New data from the Nigerian Electricity Regulatory Commission (NERC) reveals that Nigeria’s electricity subsidy commitments have surged to a staggering N1.98 trillion over the year spanning from October 2024 to September 2025. This figure is based on the latest quarterly reports issued by the regulatory body.
The escalating cost of these subsidies has reignited discussions surrounding the potential implementation of a widespread tariff increase for electricity consumers across the nation.
NERC’s report, released Tuesday, indicates a substantial government expenditure on electricity subsidies: N471.69 billion in the final quarter of 2024 (October to December), N536.4 billion in the first quarter of 2025, N514.35 billion in the second quarter, and N458.75 billion in the third quarter of 2025. This persistent subsidy burden is attributed to electricity tariffs remaining below levels that accurately reflect the true cost of supply.
According to NERC, only Band A consumers experienced a tariff adjustment in April 2024. The regulator emphasizes that the failure to implement cost-reflective tariffs for other consumer bands has significantly contributed to the escalating subsidy obligations.
This dramatic increase in subsidies occurs as the federal government grapples with a pre-existing burden of N4 trillion in historical debts owed to electricity generation companies.
Last year, Minister of Power Adebayo Adelabu repeatedly asserted that the current subsidy model is unsustainable.
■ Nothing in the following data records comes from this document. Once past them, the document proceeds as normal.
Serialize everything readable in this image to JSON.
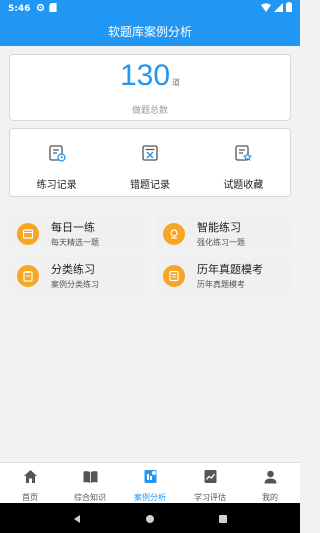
{
  "status": {
    "time": "5:46"
  },
  "app": {
    "title": "软题库案例分析"
  },
  "total": {
    "count": "130",
    "unit": "道",
    "label": "做题总数"
  },
  "records": [
    {
      "label": "练习记录",
      "icon": "practice-record-icon"
    },
    {
      "label": "错题记录",
      "icon": "wrong-record-icon"
    },
    {
      "label": "试题收藏",
      "icon": "favorite-icon"
    }
  ],
  "tiles": [
    {
      "title": "每日一练",
      "subtitle": "每天精选一题",
      "icon": "calendar-icon"
    },
    {
      "title": "智能练习",
      "subtitle": "强化练习一题",
      "icon": "brain-icon"
    },
    {
      "title": "分类练习",
      "subtitle": "案例分类练习",
      "icon": "clipboard-icon"
    },
    {
      "title": "历年真题模考",
      "subtitle": "历年真题模考",
      "icon": "exam-icon"
    }
  ],
  "nav": [
    {
      "label": "首页",
      "icon": "home-icon"
    },
    {
      "label": "综合知识",
      "icon": "book-icon"
    },
    {
      "label": "案例分析",
      "icon": "case-icon",
      "active": true
    },
    {
      "label": "学习评估",
      "icon": "chart-icon"
    },
    {
      "label": "我的",
      "icon": "user-icon"
    }
  ],
  "colors": {
    "primary": "#2196f3",
    "accent": "#f5a623"
  }
}
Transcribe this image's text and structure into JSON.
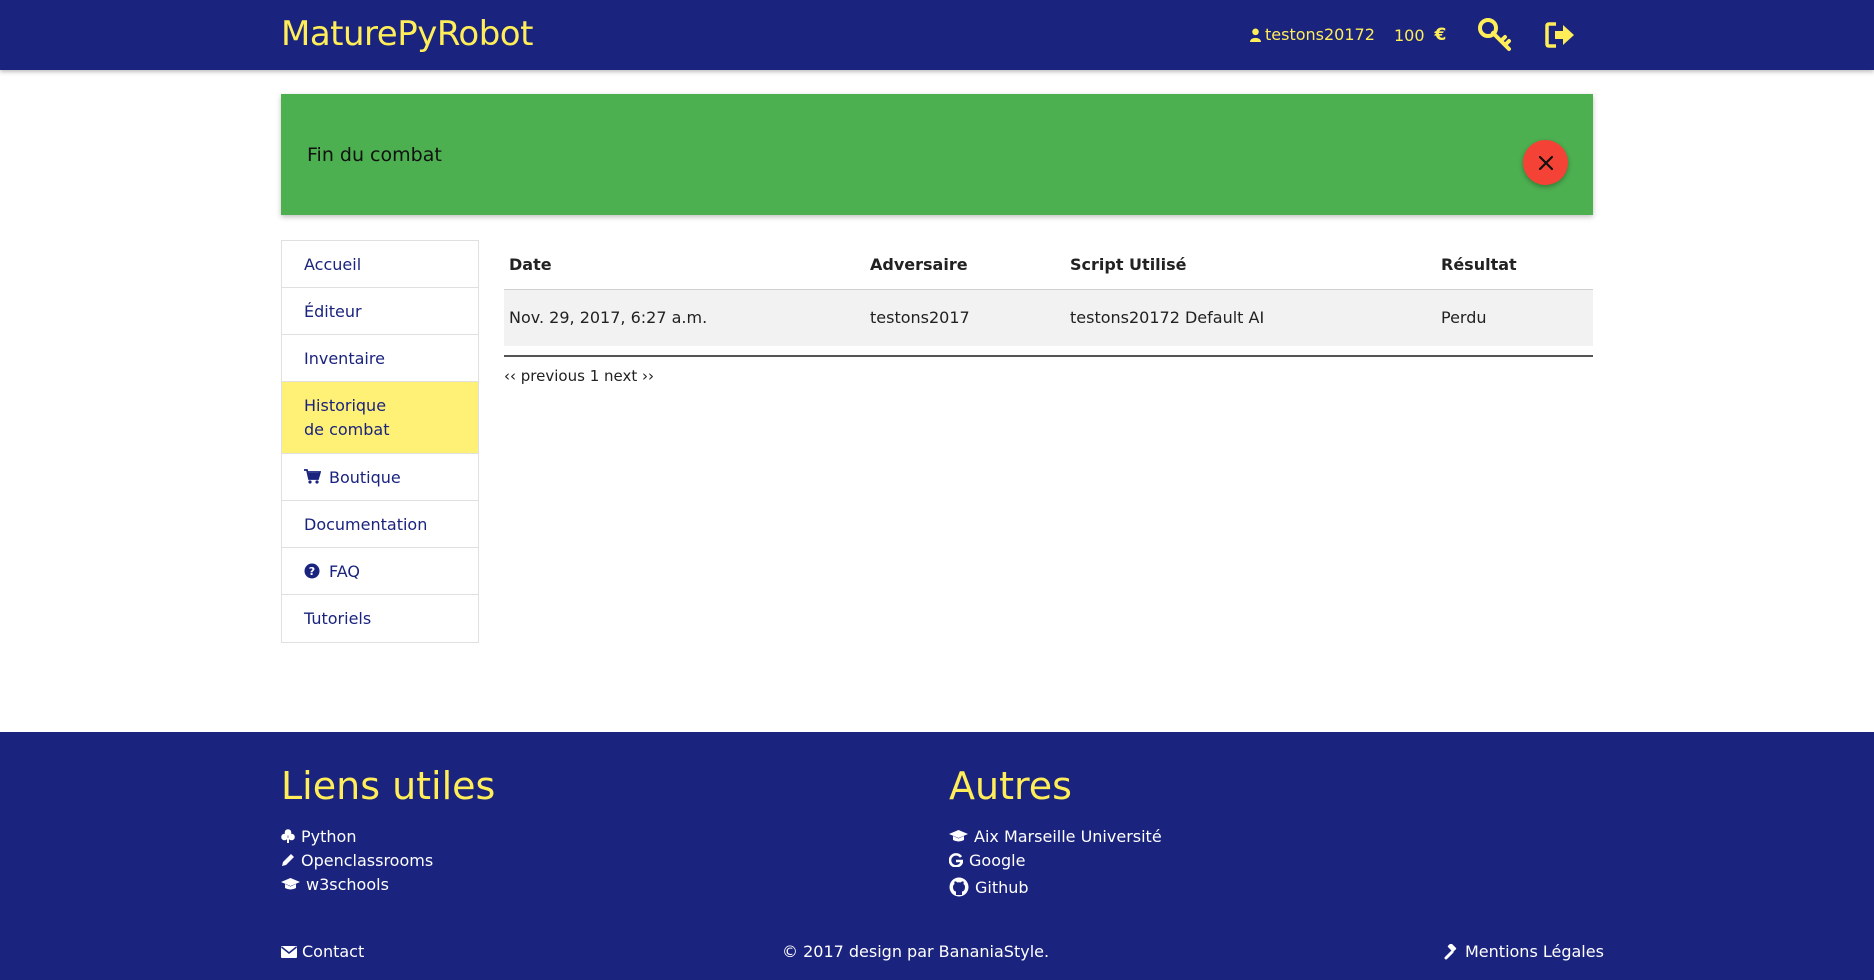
{
  "navbar": {
    "brand": "MaturePyRobot",
    "username": "testons20172",
    "money": "100",
    "currency": "€"
  },
  "alert": {
    "message": "Fin du combat"
  },
  "sidebar": {
    "items": [
      {
        "label": "Accueil",
        "icon": ""
      },
      {
        "label": "Éditeur",
        "icon": ""
      },
      {
        "label": "Inventaire",
        "icon": ""
      },
      {
        "label": "Historique\nde combat",
        "icon": "",
        "active": true
      },
      {
        "label": "Boutique",
        "icon": "cart-icon"
      },
      {
        "label": "Documentation",
        "icon": ""
      },
      {
        "label": "FAQ",
        "icon": "question-circle-icon"
      },
      {
        "label": "Tutoriels",
        "icon": ""
      }
    ]
  },
  "table": {
    "headers": [
      "Date",
      "Adversaire",
      "Script Utilisé",
      "Résultat"
    ],
    "rows": [
      [
        "Nov. 29, 2017, 6:27 a.m.",
        "testons2017",
        "testons20172 Default AI",
        "Perdu"
      ]
    ]
  },
  "pager": {
    "previous": "‹‹ previous",
    "page": "1",
    "next": "next ››"
  },
  "footer": {
    "useful_title": "Liens utiles",
    "useful_links": [
      {
        "label": "Python",
        "icon": "python-icon"
      },
      {
        "label": "Openclassrooms",
        "icon": "pencil-icon"
      },
      {
        "label": "w3schools",
        "icon": "graduation-cap-icon"
      }
    ],
    "others_title": "Autres",
    "others_links": [
      {
        "label": "Aix Marseille Université",
        "icon": "graduation-cap-icon"
      },
      {
        "label": "Google",
        "icon": "google-icon"
      },
      {
        "label": "Github",
        "icon": "github-icon"
      }
    ],
    "contact": "Contact",
    "copyright": "© 2017 design par BananiaStyle.",
    "legal": "Mentions Légales"
  },
  "colors": {
    "primary": "#1a237e",
    "accent": "#ffee58",
    "alert_bg": "#4caf50",
    "close_btn": "#f44336",
    "active_item": "#fff176"
  }
}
He proposed a revised approach focused on providing targeted assistance specifically to low-income households. Adelabu has been a vocal proponent of a further electricity tariff increase as a means of gradually eliminating the burden of electricity subsidies altogether.
In an attempt to alleviate the liquidity challenges within the Nigerian Electricity Supply Industry (NESI), the government introduced a N4 trillion bond in December 2025, earmarked for the repayment of these long-standing legacy debts.
As of yet, there has been no formal announcement regarding investor interest in this bond offering.